Parce que le MIR4456 gène est affecté chez les personnes ayant un comportement sexuel compulsif, cela pourrait signifier qu'elles produisent des niveaux anormalement élevés d'ocytocine, ce qui peut entraîner des symptômes indésirables. Cependant, les chercheurs soulignent que, jusqu'à présent, ce n'est qu'une hypothèse - ils n'ont pas encore été en mesure de la confirmer.

«Des recherches supplémentaires seront nécessaires pour étudier le rôle du miARN4456 et de l'ocytocine dans le trouble hypersexuel, mais nos résultats suggèrent qu'il pourrait être intéressant d'examiner les avantages des médicaments et de la psychothérapie pour réduire l'activité de l'ocytocine», suggère l'une des études. co-auteurs, Prof. Jussi Jokinen.
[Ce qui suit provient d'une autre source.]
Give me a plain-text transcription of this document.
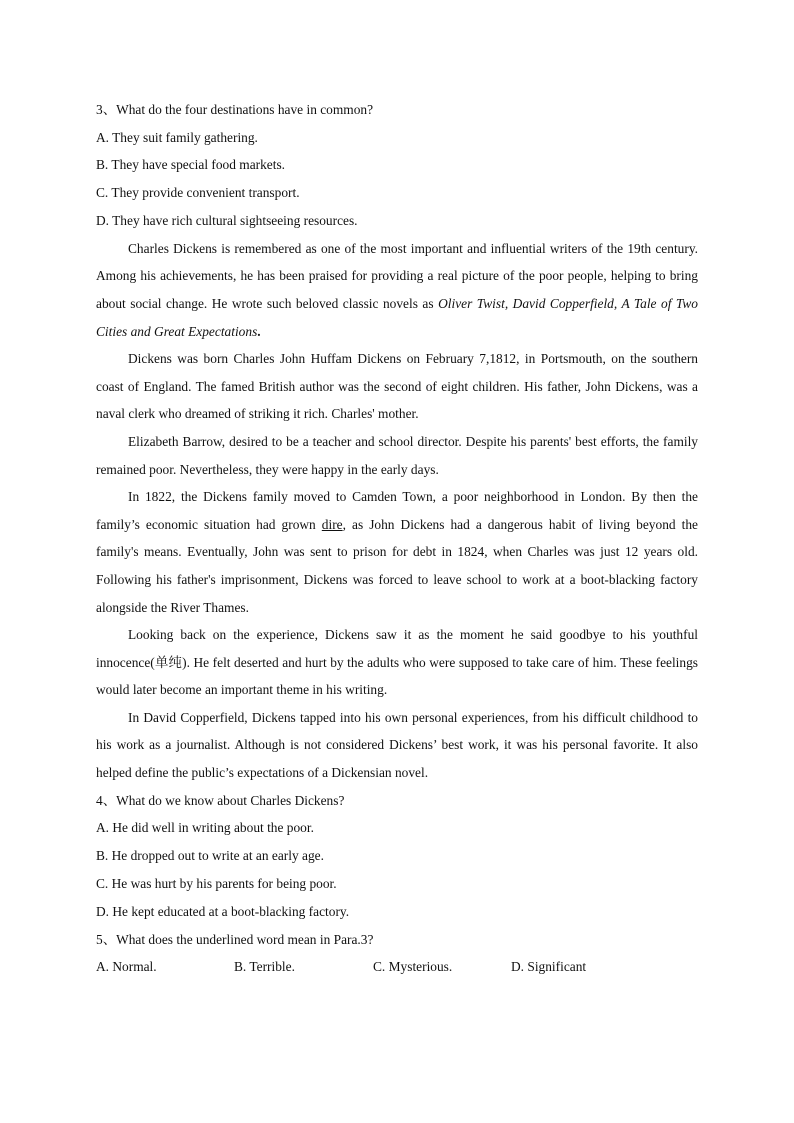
3、What do the four destinations have in common?
A. They suit family gathering.
B. They have special food markets.
C. They provide convenient transport.
D. They have rich cultural sightseeing resources.

Charles Dickens is remembered as one of the most important and influential writers of the 19th century. Among his achievements, he has been praised for providing a real picture of the poor people, helping to bring about social change. He wrote such beloved classic novels as Oliver Twist, David Copperfield, A Tale of Two Cities and Great Expectations.

Dickens was born Charles John Huffam Dickens on February 7,1812, in Portsmouth, on the southern coast of England. The famed British author was the second of eight children. His father, John Dickens, was a naval clerk who dreamed of striking it rich. Charles' mother.

Elizabeth Barrow, desired to be a teacher and school director. Despite his parents' best efforts, the family remained poor. Nevertheless, they were happy in the early days.

In 1822, the Dickens family moved to Camden Town, a poor neighborhood in London. By then the family’s economic situation had grown dire, as John Dickens had a dangerous habit of living beyond the family's means. Eventually, John was sent to prison for debt in 1824, when Charles was just 12 years old. Following his father's imprisonment, Dickens was forced to leave school to work at a boot-blacking factory alongside the River Thames.

Looking back on the experience, Dickens saw it as the moment he said goodbye to his youthful innocence(单纯). He felt deserted and hurt by the adults who were supposed to take care of him. These feelings would later become an important theme in his writing.

In David Copperfield, Dickens tapped into his own personal experiences, from his difficult childhood to his work as a journalist. Although is not considered Dickens’ best work, it was his personal favorite. It also helped define the public’s expectations of a Dickensian novel.

4、What do we know about Charles Dickens?
A. He did well in writing about the poor.
B. He dropped out to write at an early age.
C. He was hurt by his parents for being poor.
D. He kept educated at a boot-blacking factory.
5、What does the underlined word mean in Para.3?
A. Normal.	B. Terrible.	C. Mysterious.	D. Significant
Rôle possible des mécanismes de régulation génique

En plus de cela, les chercheurs ont comparé ces échantillons de sang à un autre ensemble, qu'ils ont recueilli auprès d'une cohorte distincte de 107 personnes, dont 24 avaient une dépendance à l'alcool.

Avec cette seconde analyse, les enquêteurs cherchaient à savoir s'il existait des schémas communs entre les profils épigénétiques du groupe ayant un comportement sexuel compulsif et ceux du groupe ayant une dépendance à l'alcool. En bref, ils voulaient voir si les anciennes voies moléculaires partagées étaient associées à la toxicomanie.

Cette comparaison a montré que les individus ayant une dépendance à l'alcool et ceux ayant un comportement sexuel compulsif avaient tous deux une sous-méthylation dans la même région d'ADN. Cela, selon les enquêteurs, peut être lié à la présence de symptômes de dépendance chez les personnes qui éprouvent des impulsions sexuelles non désirées et persistantes.

«À notre connaissance, notre étude est la première à impliquer des mécanismes épigénétiques dérégulés de la méthylation de l'ADN et de l'activité des microARN et l'implication de l'ocytocine dans le cerveau chez des patients cherchant un traitement pour l'hypersexualité.

Adrian Boström

Boström et ses collègues notent néanmoins que leur étude a rencontré certaines limites, notamment le fait que la différence moyenne de méthylation de l'ADN entre les individus avec et sans comportement sexuel compulsif n'est que de 2,6%, environ.

Cela, admettent-ils, pourrait signifier que l’impact n’est pas suffisamment important pour influencer réellement les comportements des individus.

«Cependant, il existe maintenant un corpus croissant de littérature sur des gènes spécifiques suggérant de vastes […] conséquences de changements subtils de méthylation (1 à 5%), en particulier dans des conditions multifactorielles complexes comme la dépression ou la schizophrénie», concluent les chercheurs, suggérant que les études ultérieures ne doivent pas négliger leurs résultats.